Third, plaintiff has not met its burden of showing why the exemption should be expanded to include the property at issue. Nor has plaintiff shown that such property clearly comes within the terms of the exemption. (Cedars of Lebanon Hospital v. County of Los Angeles, supra, 35 Cal.2d 729, 734, 221 P.2d 31.) Plaintiff must overcome the rules of strict, narrow, and reasonable construction of tax exemption statutes (Honeywell Information Systems, Inc., v.
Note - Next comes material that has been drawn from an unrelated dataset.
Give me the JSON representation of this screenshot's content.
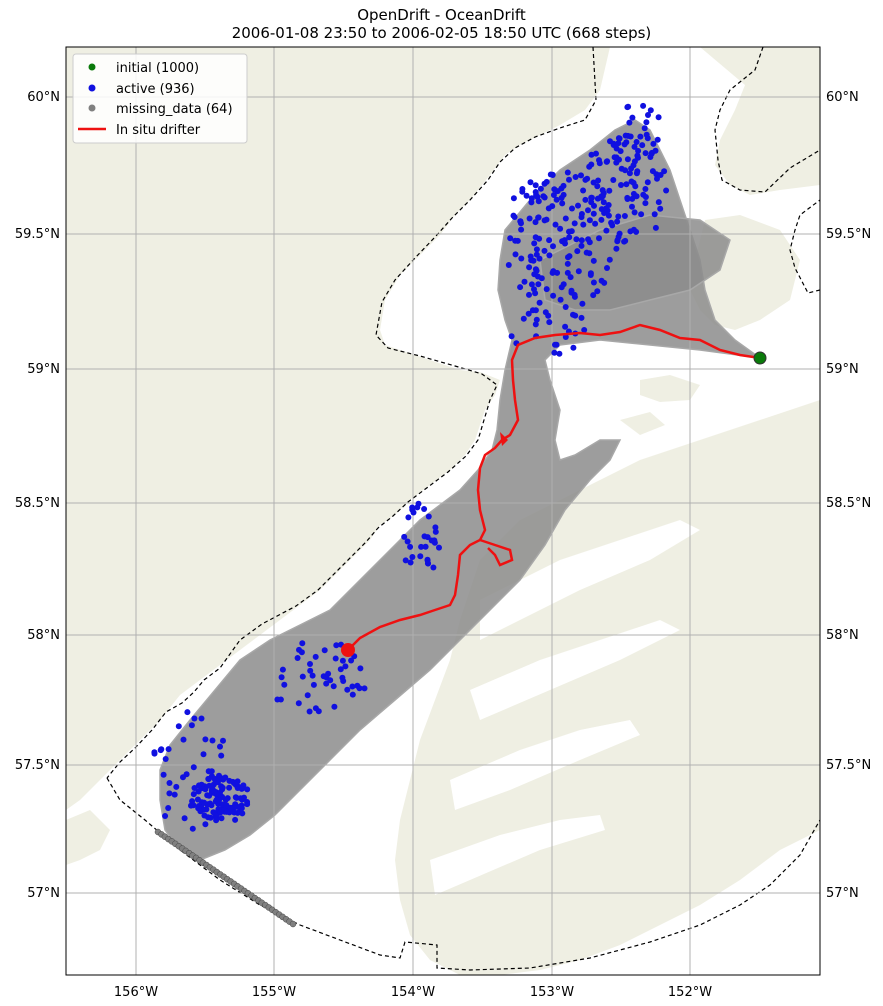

County of Sonoma, supra, 44 Cal.App.3d 23, 27–28, 118 Cal.Rptr. 422), and of resolving doubt about the construction of those statutes against the right to exemption. This, however, plaintiff has failed to do.
Plaintiff argues that the tax exemption advantages businesses involved in collecting, storing, and producing blood and blood derivatives to encourage a vital public service—maintaining inventories of blood and blood derivatives affects the public health and welfare. It does not follow, however, that in exempting these substances from taxation the Legislature intended likewise to exempt the businesses which trade in or process them.
The result plaintiff proposes suffers from lack of any limiting principle. It is not apparent why plaintiff's argument would not exempt businesses engaged in collecting, storing, or producing blood or blood derivatives from all taxation. Surely that would advantage them even further, and likewise encourage a vital public service. Just as personal property is necessary to collect, store, and process blood and blood derivatives, so are buildings to shelter them, vehicles to transport them, employees to process them, and licenses to keep the business in compliance with the law.
Yet those necessities do not excuse such a business from a variety of other taxes. It must pay property taxes on buildings; remit registration fees for vehicles; contribute to workers' compensation, unemployment insurance, or social security programs for employees; and purchase business licenses. All these expenses affect the size of inventories, the price, and the availability of blood and blood products. All constitute a form of taxation, and add to the costs incurred in operating plaintiff's business. Yet it is not claimed that plaintiff's business should be exempted from these various taxes, and rightly so. The statute exempts substances or products from taxation, not the business that collects, stores, or produces them.
Had the Legislature wished to include personal property in the list of exempted products, it could have easily done so. But as written, the statutory requirement is precise, the list finite, and the effect clear. We refuse plaintiff's invitation to enlarge the statute's ambit by judicial fiat.
The ruling of the trial court is affirmed.
L. THAXTON HANSON, Associate Justice.
SPENCER, P.J., and LUCAS, J., concur.